Since the end of World War II, only three coaches have taken Washington State to the NCAA Tournament. Each of them – George Raveling, Kelvin Sampson and Tony Bennett – went on to win NABC Division I coach of the year honors…and did so at a future coaching stop. They’re the kind of names that still get floated regularly around the program whenever hopes for a brighter future are discussed.

“When I think of Washington State basketball, I think of the great coaches that have been there, going back to Marv Harshman, George Raveling, Kelvin Sampson and then Tony Bennett, to name a few,” current Cougars coach Kyle Smith said in a statement when he was hired in 2019. 

The “to name a few” punctuation might have just been a courtesy on Smith’s part. Who else was there to name?

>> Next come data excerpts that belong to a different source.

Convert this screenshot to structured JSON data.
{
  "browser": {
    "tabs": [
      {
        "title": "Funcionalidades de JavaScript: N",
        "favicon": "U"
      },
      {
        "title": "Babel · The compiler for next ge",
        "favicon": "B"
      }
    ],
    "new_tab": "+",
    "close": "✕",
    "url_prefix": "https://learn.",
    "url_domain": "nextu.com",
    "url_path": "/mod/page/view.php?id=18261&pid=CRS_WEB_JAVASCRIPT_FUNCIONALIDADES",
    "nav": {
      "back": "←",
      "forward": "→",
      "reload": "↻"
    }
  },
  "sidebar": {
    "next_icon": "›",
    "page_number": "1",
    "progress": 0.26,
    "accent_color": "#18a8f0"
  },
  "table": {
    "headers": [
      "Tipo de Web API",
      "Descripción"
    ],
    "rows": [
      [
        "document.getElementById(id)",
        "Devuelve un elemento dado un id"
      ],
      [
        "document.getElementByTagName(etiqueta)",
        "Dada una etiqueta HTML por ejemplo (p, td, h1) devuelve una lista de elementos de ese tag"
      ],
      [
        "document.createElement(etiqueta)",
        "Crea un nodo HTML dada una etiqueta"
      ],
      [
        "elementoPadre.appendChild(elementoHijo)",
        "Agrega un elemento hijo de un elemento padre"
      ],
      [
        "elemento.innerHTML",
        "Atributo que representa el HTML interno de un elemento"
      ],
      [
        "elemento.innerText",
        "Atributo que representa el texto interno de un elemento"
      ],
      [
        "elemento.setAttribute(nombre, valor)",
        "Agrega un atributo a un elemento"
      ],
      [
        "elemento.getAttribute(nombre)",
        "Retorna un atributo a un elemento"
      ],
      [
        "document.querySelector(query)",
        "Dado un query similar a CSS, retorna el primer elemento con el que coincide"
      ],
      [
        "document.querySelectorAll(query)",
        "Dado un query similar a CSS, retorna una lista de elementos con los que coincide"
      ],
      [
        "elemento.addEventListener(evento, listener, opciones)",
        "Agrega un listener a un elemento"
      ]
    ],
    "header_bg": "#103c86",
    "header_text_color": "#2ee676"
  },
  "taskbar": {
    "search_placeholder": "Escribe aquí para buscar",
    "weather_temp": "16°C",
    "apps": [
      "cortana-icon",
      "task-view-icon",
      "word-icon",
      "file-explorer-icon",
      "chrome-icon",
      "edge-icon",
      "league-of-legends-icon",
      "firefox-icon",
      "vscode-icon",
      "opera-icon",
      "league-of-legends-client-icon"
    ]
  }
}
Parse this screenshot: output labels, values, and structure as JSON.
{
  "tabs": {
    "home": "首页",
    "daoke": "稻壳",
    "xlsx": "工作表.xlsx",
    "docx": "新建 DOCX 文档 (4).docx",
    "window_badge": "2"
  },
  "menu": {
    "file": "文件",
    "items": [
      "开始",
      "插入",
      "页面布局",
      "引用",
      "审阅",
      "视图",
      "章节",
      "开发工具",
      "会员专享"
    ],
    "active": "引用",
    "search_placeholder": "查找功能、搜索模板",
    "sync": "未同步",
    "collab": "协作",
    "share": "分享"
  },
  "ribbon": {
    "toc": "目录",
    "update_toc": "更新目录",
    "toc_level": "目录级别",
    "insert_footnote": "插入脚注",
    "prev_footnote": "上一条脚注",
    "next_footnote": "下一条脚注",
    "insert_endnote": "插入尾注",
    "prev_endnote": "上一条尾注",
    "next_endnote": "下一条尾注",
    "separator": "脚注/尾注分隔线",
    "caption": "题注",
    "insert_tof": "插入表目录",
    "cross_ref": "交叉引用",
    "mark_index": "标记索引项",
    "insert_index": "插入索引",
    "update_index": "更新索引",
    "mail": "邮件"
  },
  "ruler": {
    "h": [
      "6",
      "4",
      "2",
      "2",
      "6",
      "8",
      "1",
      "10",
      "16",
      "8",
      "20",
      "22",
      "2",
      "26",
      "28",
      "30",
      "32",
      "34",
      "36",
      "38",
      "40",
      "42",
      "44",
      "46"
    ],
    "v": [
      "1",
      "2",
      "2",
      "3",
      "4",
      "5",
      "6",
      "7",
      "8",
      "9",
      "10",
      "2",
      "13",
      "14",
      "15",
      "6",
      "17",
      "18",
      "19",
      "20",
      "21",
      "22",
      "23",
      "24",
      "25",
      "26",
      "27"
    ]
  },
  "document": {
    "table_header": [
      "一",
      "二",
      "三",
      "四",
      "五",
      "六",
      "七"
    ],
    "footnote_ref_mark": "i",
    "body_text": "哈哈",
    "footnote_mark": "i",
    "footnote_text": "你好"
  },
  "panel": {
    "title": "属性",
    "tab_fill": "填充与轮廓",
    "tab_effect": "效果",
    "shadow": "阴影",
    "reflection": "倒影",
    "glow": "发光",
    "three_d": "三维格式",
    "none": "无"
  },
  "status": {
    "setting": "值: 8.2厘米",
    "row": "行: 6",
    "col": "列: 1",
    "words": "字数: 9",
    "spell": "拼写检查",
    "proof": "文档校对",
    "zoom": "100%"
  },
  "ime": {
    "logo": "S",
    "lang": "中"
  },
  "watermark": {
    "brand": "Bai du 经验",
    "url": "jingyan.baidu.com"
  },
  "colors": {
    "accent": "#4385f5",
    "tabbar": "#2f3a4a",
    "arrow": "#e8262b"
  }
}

Among Pac-12 programs, Washington State has the fewest NCAA Tournament appearances, the lowest all-time win percentage and the fewest seasons ranked in the final Associated Press poll.

Given those limitations, the Cougars often struggle in recruiting. Since 2017, they’ve never had a class ranked higher than 39th nationally, meaning they have more finishes outside the top 100 (two) than top-30 classes (zero) in that time.

When journalist Jeff Goodman conducted a survey among Pac-12 coaches in 2019 to rank the quality of the coaching jobs in the league, Washington State was last, finishing 12th in six of the eight categories – a lack of buy games (sixth), which isn’t relevant to a Power Five program, and selling pros (11th), which was built entirely on the strength of a single player, Klay Thompson.

“It’s the biggest show in town and it’s in the Pac-12,” a Pac-12 assistant told Goodman when assessing the strengths of the job. “That’s basically it.”

How a perfect marriage was made

After the 2018-19 season, the Cougars were in a customarily unenviable position.